Audit says Park Hill School District has taken good steps since security breach

Last week the Missouri State Auditor’s office released the results of its cyber security audit of the Park Hill School District, prompted by a data breach in 2014.

The audit, which is part of a series of Cyber Aware school audits held around the state, was conducted earlier this year and has been anticipated for some time. According to the audit report, auditors found that Park Hill officials have taken numerous steps to increase safeguards after the 2014 incident. 

“Schools store critical information about students and their families, and Park Hill officials clearly understand how essential it is to keep that data safe,” Auditor Nicole Galloway said in a statement released Thursday, Sept. 8. “The district has taken action to guard against the kind of breach we all hope never happens, and my team made additional recommendations to help them prepare.”

The report states, in part, that, “Auditors identified areas where improvements are needed but also found the district has developed certain controls to establish a safe environment for using technology, including promoting online safety, security and confidentiality.”

Auditors found that more could be done to limit unnecessary access to student data. 

For example, auditors identified three former employees that still had access to district systems more than a month after leaving employment. Auditors also recommended a number of enhanced security measures, including strengthening passwords and establishing a point-person to serve as a security administrator for the district.
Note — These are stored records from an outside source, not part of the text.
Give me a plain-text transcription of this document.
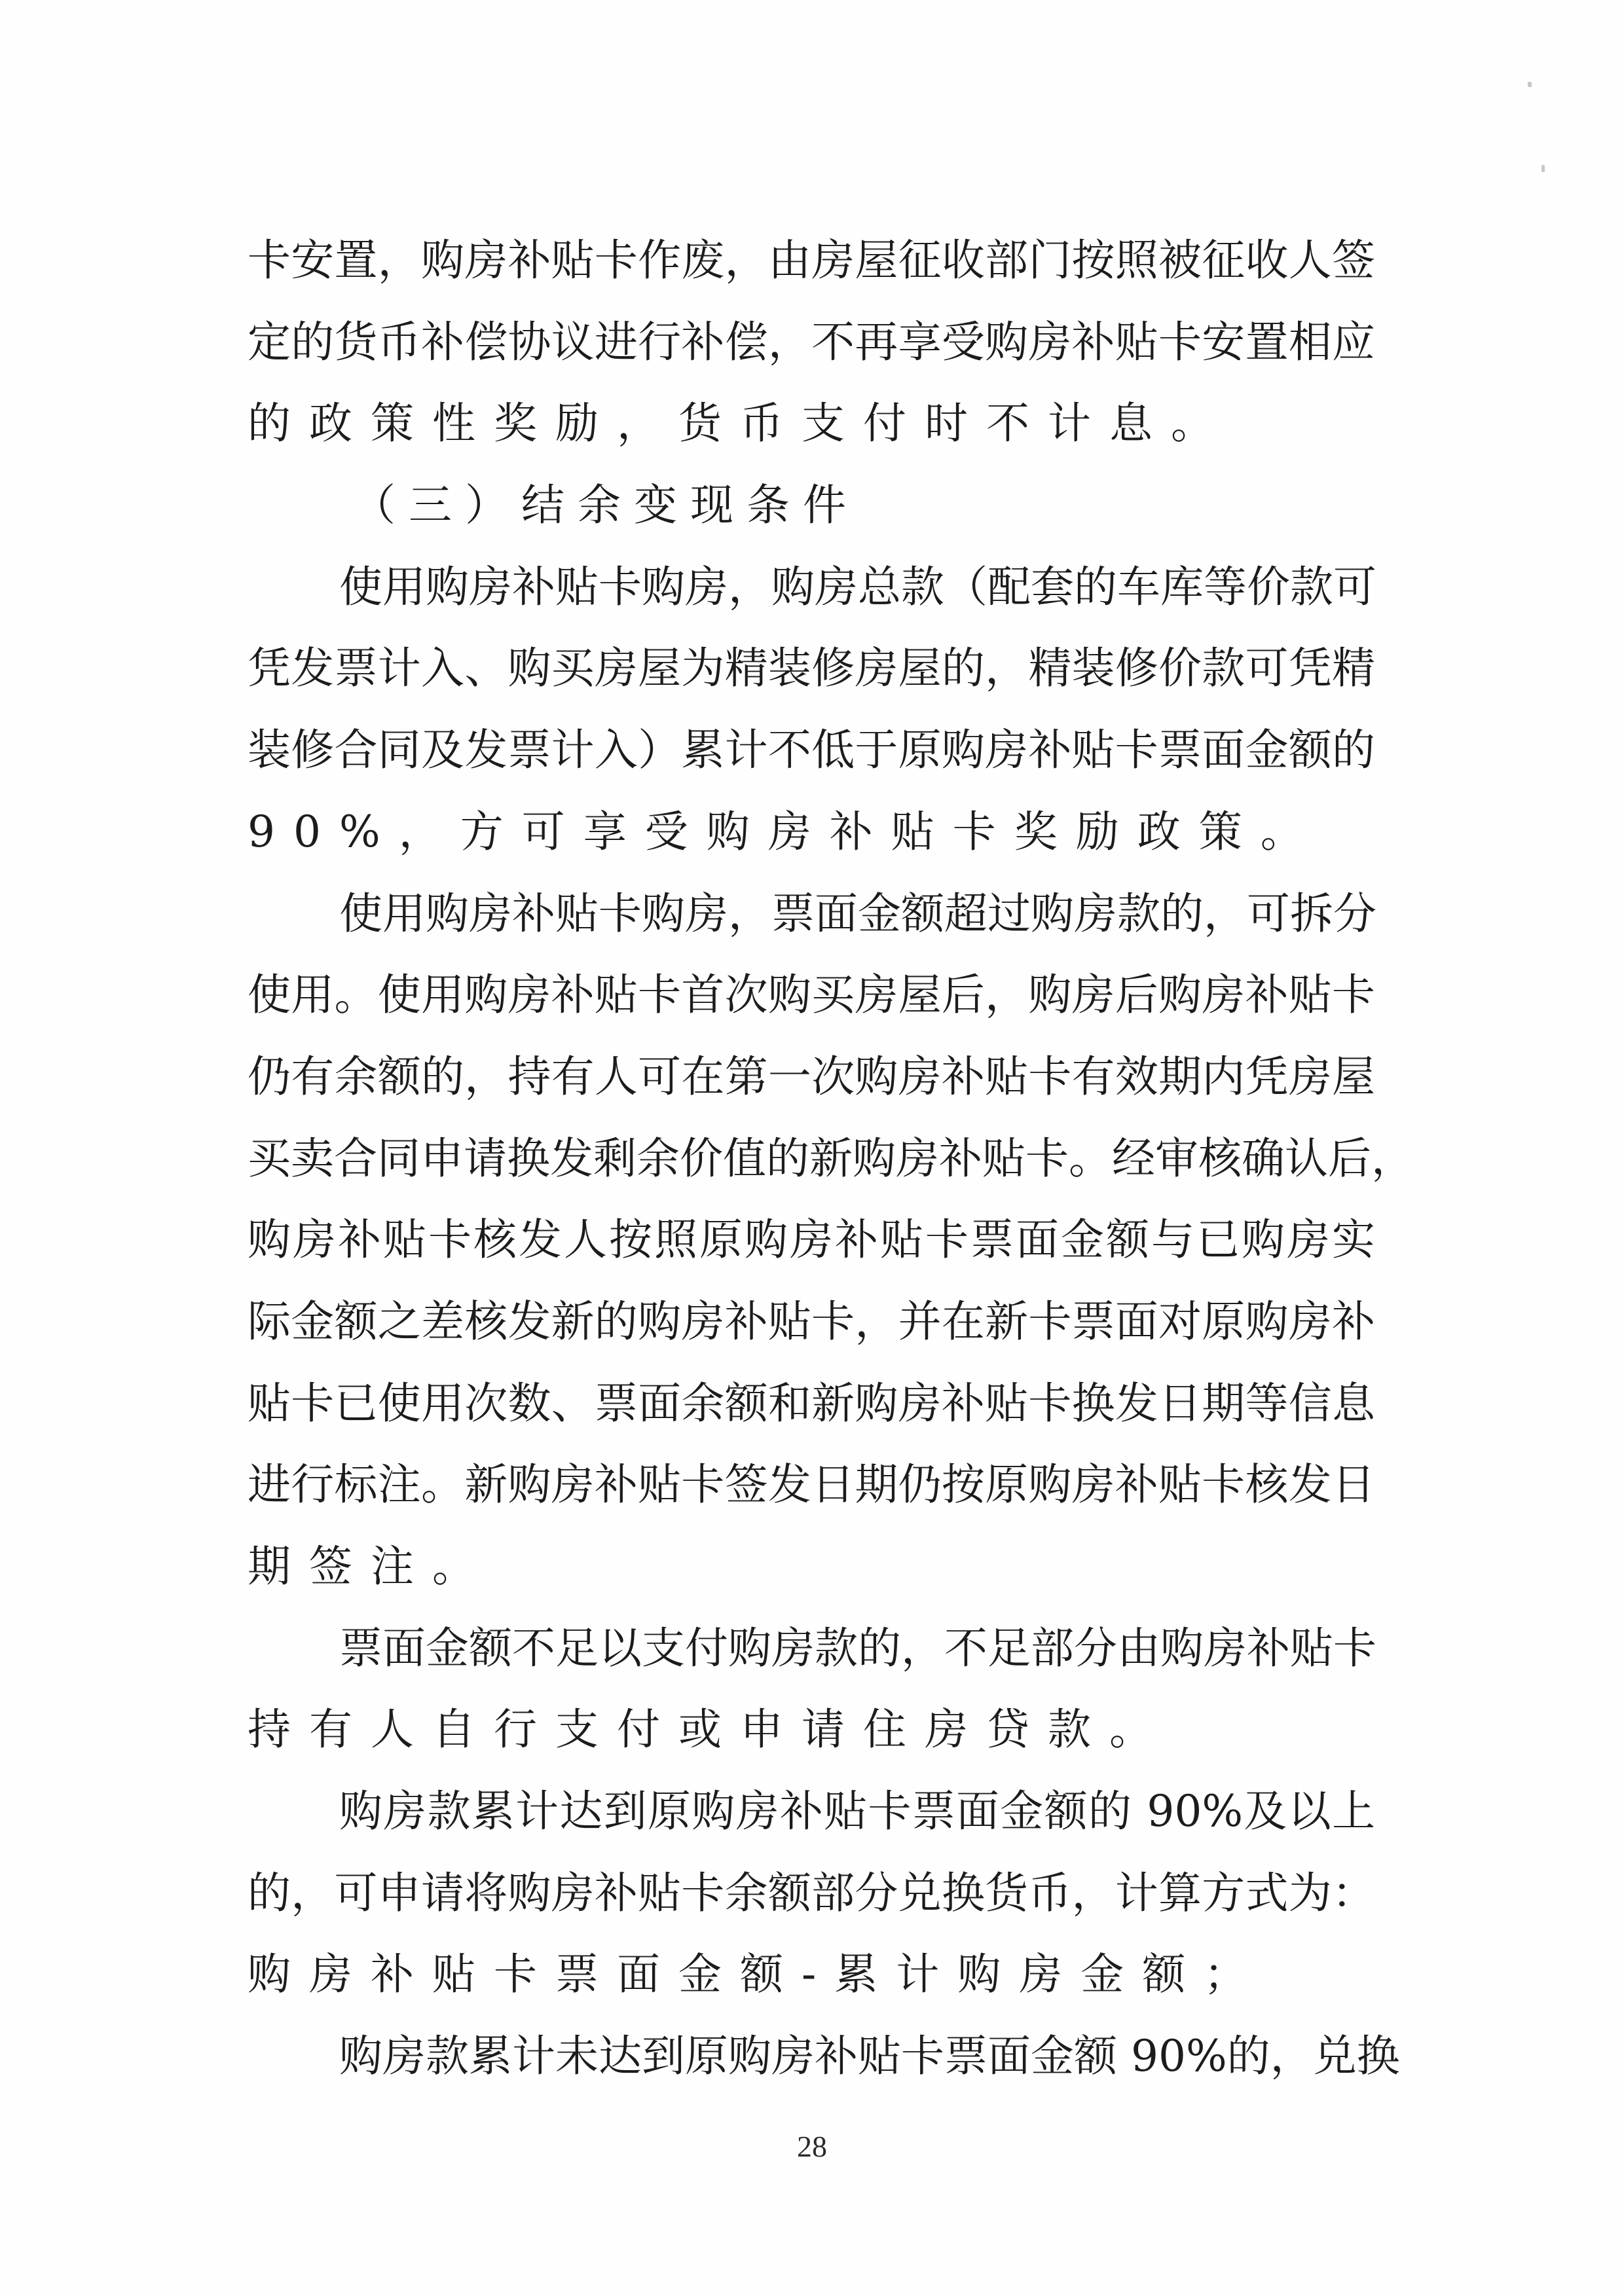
卡安置，购房补贴卡作废，由房屋征收部门按照被征收人签
定的货币补偿协议进行补偿，不再享受购房补贴卡安置相应
的政策性奖励，货币支付时不计息。
（三）结余变现条件
使用购房补贴卡购房，购房总款（配套的车库等价款可
凭发票计入、购买房屋为精装修房屋的，精装修价款可凭精
装修合同及发票计入）累计不低于原购房补贴卡票面金额的
90%，方可享受购房补贴卡奖励政策。
使用购房补贴卡购房，票面金额超过购房款的，可拆分
使用。使用购房补贴卡首次购买房屋后，购房后购房补贴卡
仍有余额的，持有人可在第一次购房补贴卡有效期内凭房屋
买卖合同申请换发剩余价值的新购房补贴卡。经审核确认后，
购房补贴卡核发人按照原购房补贴卡票面金额与已购房实
际金额之差核发新的购房补贴卡，并在新卡票面对原购房补
贴卡已使用次数、票面余额和新购房补贴卡换发日期等信息
进行标注。新购房补贴卡签发日期仍按原购房补贴卡核发日
期签注。
票面金额不足以支付购房款的，不足部分由购房补贴卡
持有人自行支付或申请住房贷款。
购房款累计达到原购房补贴卡票面金额的 90%及以上
的，可申请将购房补贴卡余额部分兑换货币，计算方式为：
购房补贴卡票面金额-累计购房金额；
购房款累计未达到原购房补贴卡票面金额 90%的，兑换
28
The complete audit report is available online at auditor.mo.gov.

Park Hill officials released a statement emphasizing positive work under way.
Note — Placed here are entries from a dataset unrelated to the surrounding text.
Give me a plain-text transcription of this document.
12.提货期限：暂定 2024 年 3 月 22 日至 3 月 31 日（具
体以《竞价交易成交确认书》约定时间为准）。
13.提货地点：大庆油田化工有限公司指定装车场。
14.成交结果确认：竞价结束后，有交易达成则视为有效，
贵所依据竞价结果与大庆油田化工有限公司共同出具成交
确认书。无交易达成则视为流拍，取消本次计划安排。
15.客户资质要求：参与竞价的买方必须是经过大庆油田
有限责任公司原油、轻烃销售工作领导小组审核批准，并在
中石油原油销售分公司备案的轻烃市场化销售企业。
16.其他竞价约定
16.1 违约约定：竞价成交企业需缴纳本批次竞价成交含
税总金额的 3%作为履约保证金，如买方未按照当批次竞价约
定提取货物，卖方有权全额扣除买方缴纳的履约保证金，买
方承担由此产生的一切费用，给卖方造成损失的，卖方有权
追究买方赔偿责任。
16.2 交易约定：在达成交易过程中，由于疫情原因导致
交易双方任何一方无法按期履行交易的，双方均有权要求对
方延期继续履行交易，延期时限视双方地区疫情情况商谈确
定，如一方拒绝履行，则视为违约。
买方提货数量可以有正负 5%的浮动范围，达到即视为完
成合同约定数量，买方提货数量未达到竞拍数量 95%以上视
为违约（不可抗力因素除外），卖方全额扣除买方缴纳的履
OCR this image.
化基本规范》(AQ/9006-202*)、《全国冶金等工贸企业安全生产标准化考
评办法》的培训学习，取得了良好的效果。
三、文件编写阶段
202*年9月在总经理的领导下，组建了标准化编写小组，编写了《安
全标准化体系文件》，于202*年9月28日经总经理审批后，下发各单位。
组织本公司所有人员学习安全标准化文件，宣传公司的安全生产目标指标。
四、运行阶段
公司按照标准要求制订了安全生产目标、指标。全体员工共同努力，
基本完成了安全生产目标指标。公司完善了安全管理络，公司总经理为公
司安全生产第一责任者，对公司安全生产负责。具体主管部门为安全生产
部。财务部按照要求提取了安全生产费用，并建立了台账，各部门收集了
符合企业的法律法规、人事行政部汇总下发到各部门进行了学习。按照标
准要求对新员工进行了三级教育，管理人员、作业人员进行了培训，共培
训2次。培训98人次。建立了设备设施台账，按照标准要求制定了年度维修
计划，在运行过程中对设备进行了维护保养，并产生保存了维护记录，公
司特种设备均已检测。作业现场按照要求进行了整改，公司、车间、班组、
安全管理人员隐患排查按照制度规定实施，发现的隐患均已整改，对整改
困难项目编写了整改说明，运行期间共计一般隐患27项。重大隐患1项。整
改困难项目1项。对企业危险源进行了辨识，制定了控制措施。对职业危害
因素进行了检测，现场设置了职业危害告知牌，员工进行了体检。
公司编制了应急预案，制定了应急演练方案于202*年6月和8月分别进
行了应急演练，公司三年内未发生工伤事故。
“We are pleased that the auditor’s office recognized all the work we have done to secure our sensitive information,”Park Hill superintendent Jeanette Cowherd said. “And we also are appreciative of the recommendations we received to help us with our ongoing improvement efforts.”
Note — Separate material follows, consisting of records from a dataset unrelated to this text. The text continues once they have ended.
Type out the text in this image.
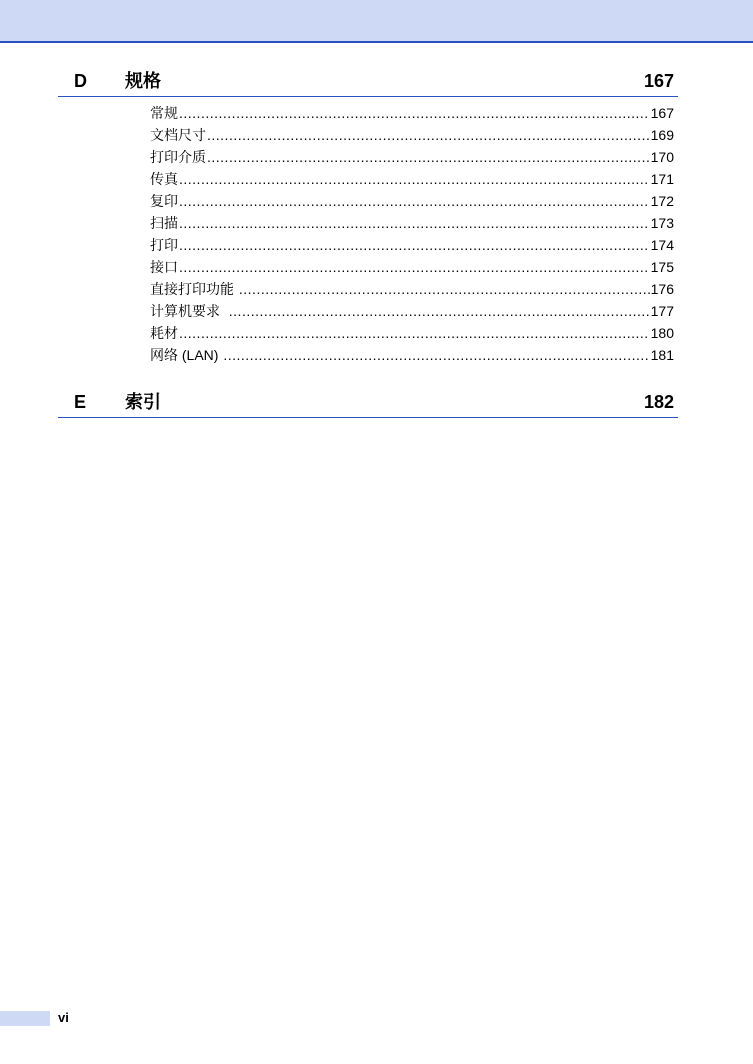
D 规格	167
常规 .....	167
文档尺寸 .....	169
打印介质 .....	170
传真 .....	171
复印 .....	172
扫描 .....	173
打印 .....	174
接口 .....	175
直接打印功能 .....	176
计算机要求 .....	177
耗材 .....	180
网络 (LAN) .....	181
E 索引	182
vi
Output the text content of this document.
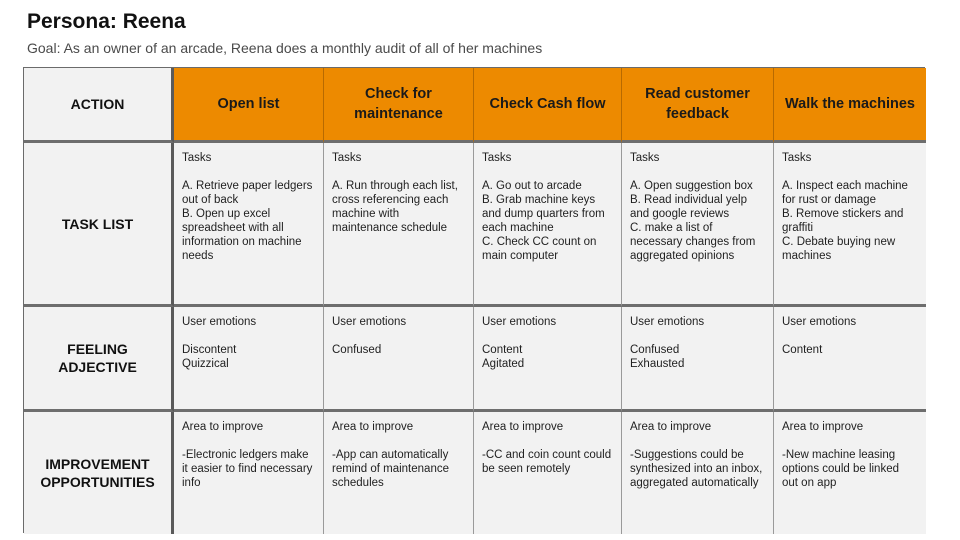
Persona: Reena
Goal: As an owner of an arcade, Reena does a monthly audit of all of her machines
ACTION	Open list
Check for maintenance
Check Cash flow
Read customer feedback
Walk the machines
TASK LIST
Tasks
A. Retrieve paper ledgers out of back
B. Open up excel spreadsheet with all information on machine needs
Tasks
A. Run through each list, cross referencing each machine with maintenance schedule
Tasks
A. Go out to arcade
B. Grab machine keys and dump quarters from each machine
C. Check CC count on main computer
Tasks
A. Open suggestion box
B. Read individual yelp and google reviews
C. make a list of necessary changes from aggregated opinions
Tasks
A. Inspect each machine for rust or damage
B. Remove stickers and graffiti
C. Debate buying new machines
FEELING ADJECTIVE
User emotions
Discontent
Quizzical
User emotions
Confused
User emotions
Content
Agitated
User emotions
Confused
Exhausted
User emotions
Content
IMPROVEMENT OPPORTUNITIES
Area to improve
-Electronic ledgers make it easier to find necessary info
Area to improve
-App can automatically remind of maintenance schedules
Area to improve
-CC and coin count could be seen remotely
Area to improve
-Suggestions could be synthesized into an inbox, aggregated automatically
Area to improve
-New machine leasing options could be linked out on app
The district released its responses to the recommendations, including addressing controls for security and user account access. 

In reaction to one of the audit findings, the district appointed the director of technology, Derrick Unruh, as the official security administrator, in charge of developing and maintaining district security policy and procedures. 

The implementation of existing policies to remove access privileges to accounts upon employee termination will be improved and accounts better monitored. This issue appears to be the root of the problem in the 2014 date breach.

In July 2014, the district announced that just before leaving the district, a former employee downloaded all files from a work computer onto a hard drive without consent. When the hard drive was connected to a home network, all the files became accessible from the internet for a period of time. 

The private information of more than 10,200 district employees and students was affected, including Social Security numbers and personnel and student records. The breach was discovered through a Google search.

While the district learned of the breach in April 2014, information was not released to the public until July while the district conducted an internal investigation. Those affected were then notified by mail. 

The district provided identity monitoring services to those whose information was released, to help protect them from fraud.